Dans les dernières minutes du film, un incendie ravage le quartier et les pompiers doivent détruire une partie de l’église pour accéder aux petites maisons isolées et sauver des vies. Dans les débris, les ouvriers découvrent une inscription : l’église n’est pas antique, ni médiévale, mais a été édifiée sous le règne du tsar Alexandre III, à la fin du XIXe siècle. Ridicules pendant une heure de film, les bourgeois et les bigots sont finalement confondus dans leur mensonge. Leur obsession pour l’église traduisait, tout à la fois, leur bêtise, leur naïveté, leur attachement au passé et peut-être leur nostalgie de l’Ancien régime (l’intelligentsia géorgienne était parfaitement russifiée à la fin de l’époque impériale), autant de tares combattues par les autorités soviétiques.

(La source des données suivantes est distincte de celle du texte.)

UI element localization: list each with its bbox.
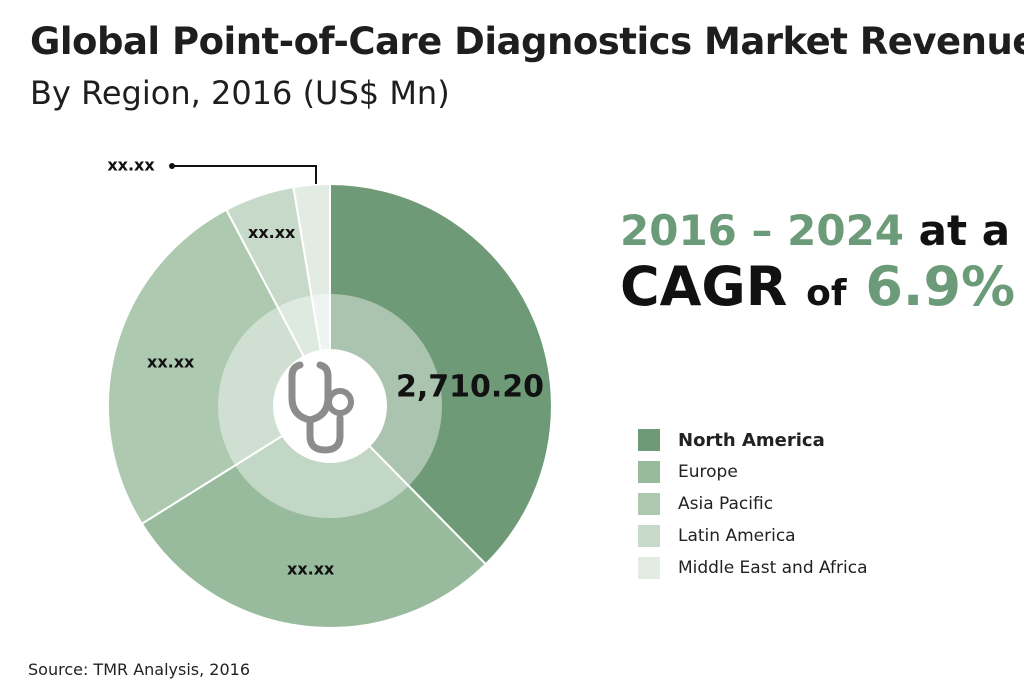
legend-label: Europe bbox=[678, 462, 738, 482]
data-label-north-america: 2,710.20 bbox=[396, 370, 544, 405]
data-label-middle-east-and-africa: xx.xx bbox=[107, 156, 155, 175]
legend-item-north-america: North America bbox=[638, 424, 868, 456]
legend-swatch bbox=[638, 557, 660, 579]
cagr-of: of bbox=[806, 273, 847, 314]
legend-item-europe: Europe bbox=[638, 456, 868, 488]
legend-item-latin-america: Latin America bbox=[638, 520, 868, 552]
data-label-latin-america: xx.xx bbox=[248, 223, 296, 242]
callout-line bbox=[169, 163, 317, 184]
cagr-callout: 2016 – 2024 at a CAGR of 6.9% bbox=[620, 206, 1015, 318]
data-label-asia-pacific: xx.xx bbox=[147, 353, 195, 372]
pie-slice-north-america bbox=[329, 182, 553, 566]
legend-swatch bbox=[638, 461, 660, 483]
source-note: Source: TMR Analysis, 2016 bbox=[28, 660, 251, 679]
cagr-years: 2016 – 2024 bbox=[620, 206, 905, 255]
legend-swatch bbox=[638, 429, 660, 451]
legend-item-asia-pacific: Asia Pacific bbox=[638, 488, 868, 520]
cagr-label: CAGR bbox=[620, 255, 788, 318]
cagr-at-a: at a bbox=[918, 206, 1011, 255]
legend-label: Latin America bbox=[678, 526, 796, 546]
chart-legend: North America Europe Asia Pacific Latin Ame… bbox=[638, 424, 868, 584]
legend-label: Middle East and Africa bbox=[678, 558, 868, 578]
pie-slice-europe bbox=[140, 404, 488, 629]
legend-label: Asia Pacific bbox=[678, 494, 774, 514]
legend-item-middle-east-and-africa: Middle East and Africa bbox=[638, 552, 868, 584]
pie-slice-asia-pacific bbox=[106, 208, 332, 526]
legend-label: North America bbox=[678, 429, 825, 451]
cagr-rate: 6.9% bbox=[865, 255, 1016, 318]
legend-swatch bbox=[638, 525, 660, 547]
stethoscope-icon bbox=[288, 361, 354, 454]
chart-title: Global Point-of-Care Diagnostics Market … bbox=[30, 20, 1024, 63]
data-label-europe: xx.xx bbox=[287, 559, 335, 578]
legend-swatch bbox=[638, 493, 660, 515]
chart-subtitle: By Region, 2016 (US$ Mn) bbox=[30, 74, 450, 112]
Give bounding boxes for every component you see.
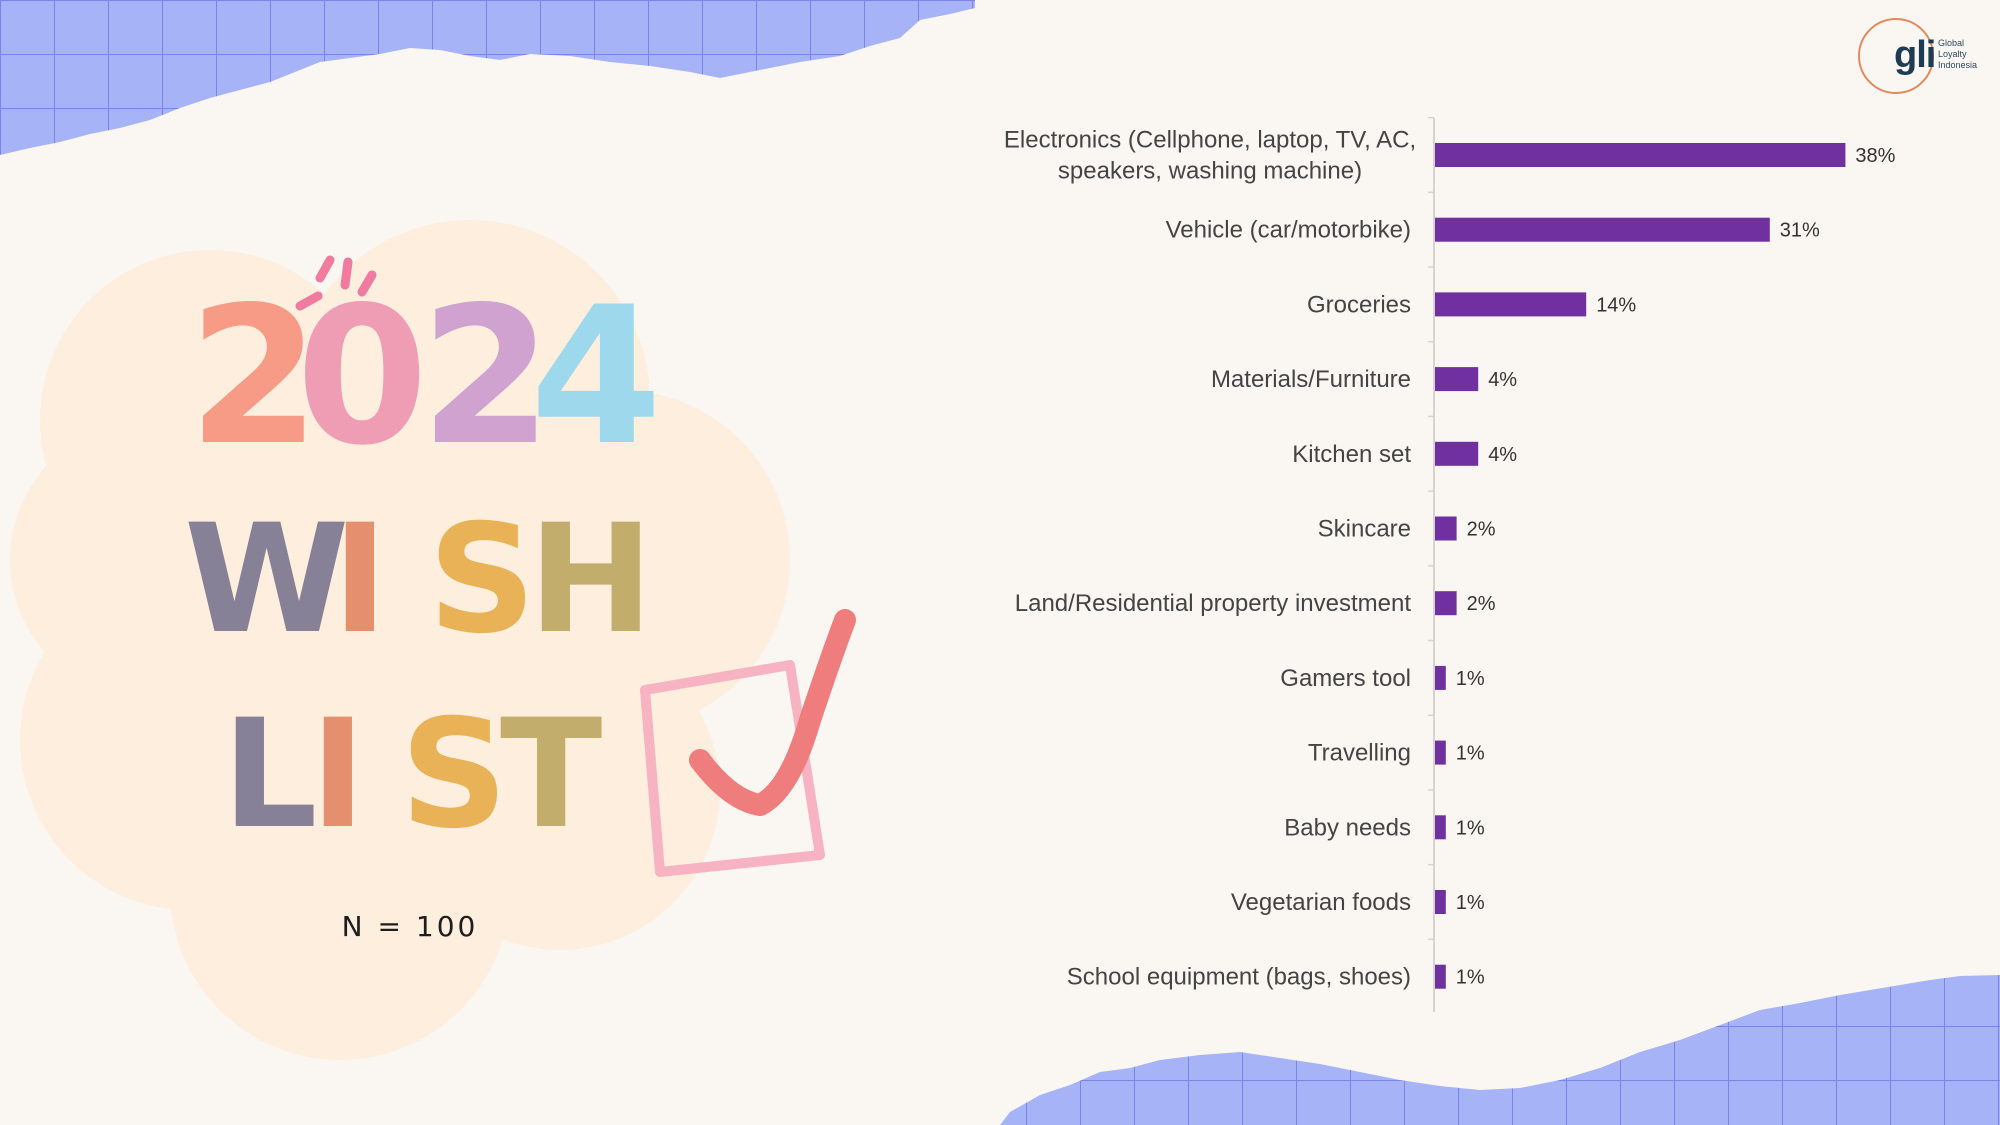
- bar: [1435, 292, 1587, 317]
- list-letter-3: S: [400, 688, 509, 862]
- category-label: Groceries: [1307, 291, 1411, 318]
- company-logo: gli Global Loyalty Indonesia: [1858, 18, 1988, 98]
- category-label: Gamers tool: [1280, 665, 1411, 692]
- bar: [1435, 964, 1446, 989]
- bar-value-label: 31%: [1780, 220, 1820, 242]
- logo-text-line: Global: [1938, 38, 1965, 48]
- bar: [1435, 665, 1446, 690]
- sample-size-label: N = 100: [341, 910, 479, 943]
- logo-text-line: Loyalty: [1938, 49, 1967, 59]
- bar: [1435, 815, 1446, 840]
- bar: [1435, 890, 1446, 914]
- bar-value-label: 1%: [1456, 743, 1485, 765]
- logo-mark: gli: [1894, 34, 1936, 76]
- bar: [1435, 516, 1457, 541]
- cloud-blob: [10, 220, 790, 1060]
- bar-value-label: 4%: [1488, 369, 1517, 391]
- year-digit-4: 4: [530, 266, 663, 487]
- logo-text-line: Indonesia: [1938, 60, 1978, 70]
- wish-letter-2: I: [332, 493, 388, 667]
- category-label: Skincare: [1318, 516, 1411, 543]
- year-digit-1: 2: [188, 266, 321, 487]
- sparkle-icon: [295, 255, 377, 311]
- bar-value-label: 2%: [1467, 593, 1496, 615]
- bar-value-label: 38%: [1855, 145, 1895, 167]
- category-label: Baby needs: [1284, 814, 1411, 841]
- bar: [1435, 740, 1446, 765]
- checkbox-icon: [640, 660, 825, 877]
- checkmark-icon: [689, 609, 856, 816]
- bar: [1435, 591, 1457, 616]
- category-label: Land/Residential property investment: [1015, 590, 1412, 617]
- list-letter-2: I: [310, 688, 366, 862]
- category-label: Vehicle (car/motorbike): [1166, 217, 1411, 244]
- year-digit-2: 0: [296, 266, 429, 487]
- category-label: Kitchen set: [1292, 441, 1411, 468]
- logo-circle: [1858, 18, 1934, 94]
- bar-value-label: 1%: [1456, 668, 1485, 690]
- category-label: Electronics (Cellphone, laptop, TV, AC,: [1004, 127, 1416, 154]
- category-label: School equipment (bags, shoes): [1067, 964, 1411, 991]
- bar: [1435, 367, 1479, 392]
- bar-value-label: 14%: [1596, 294, 1636, 316]
- wish-letter-4: H: [528, 493, 654, 667]
- wish-letter-3: S: [428, 493, 537, 667]
- category-label: speakers, washing machine): [1058, 158, 1362, 185]
- bar: [1435, 441, 1479, 466]
- bar-value-label: 1%: [1456, 967, 1485, 989]
- category-label: Travelling: [1308, 740, 1411, 767]
- bar-value-label: 2%: [1467, 519, 1496, 541]
- bar-value-label: 1%: [1456, 817, 1485, 839]
- bar-value-label: 1%: [1456, 892, 1485, 914]
- wish-letter-1: W: [184, 493, 350, 667]
- bar-value-label: 4%: [1488, 444, 1517, 466]
- list-letter-4: T: [500, 688, 603, 862]
- logo-text: Global Loyalty Indonesia: [1938, 38, 1994, 71]
- bar: [1435, 217, 1770, 242]
- list-letter-1: L: [222, 688, 318, 862]
- bottom-grid-band: [1000, 975, 2000, 1125]
- top-grid-band: [0, 0, 975, 155]
- category-label: Vegetarian foods: [1231, 889, 1411, 916]
- year-digit-3: 2: [420, 266, 553, 487]
- bar: [1435, 143, 1846, 167]
- category-label: Materials/Furniture: [1211, 366, 1411, 393]
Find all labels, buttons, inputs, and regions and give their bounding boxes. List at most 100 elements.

HORS DU CHEMIN s’éloigne alors de la satire burlesque pour retrouver des accents propagandistes plus conventionnels. Un meneur ouvrier exhorte : « Ces mains savent aussi construire ! ». Les dernières images du film montrent l’avenir : des usines florissantes, du travail pour tous, des navires, des trains, des maisons modernes, une statue de Lénine (le film s’était ouvert sur une citation de Staline). Les ouvriers avancent, les bourgeois reculent, puis disparaissent.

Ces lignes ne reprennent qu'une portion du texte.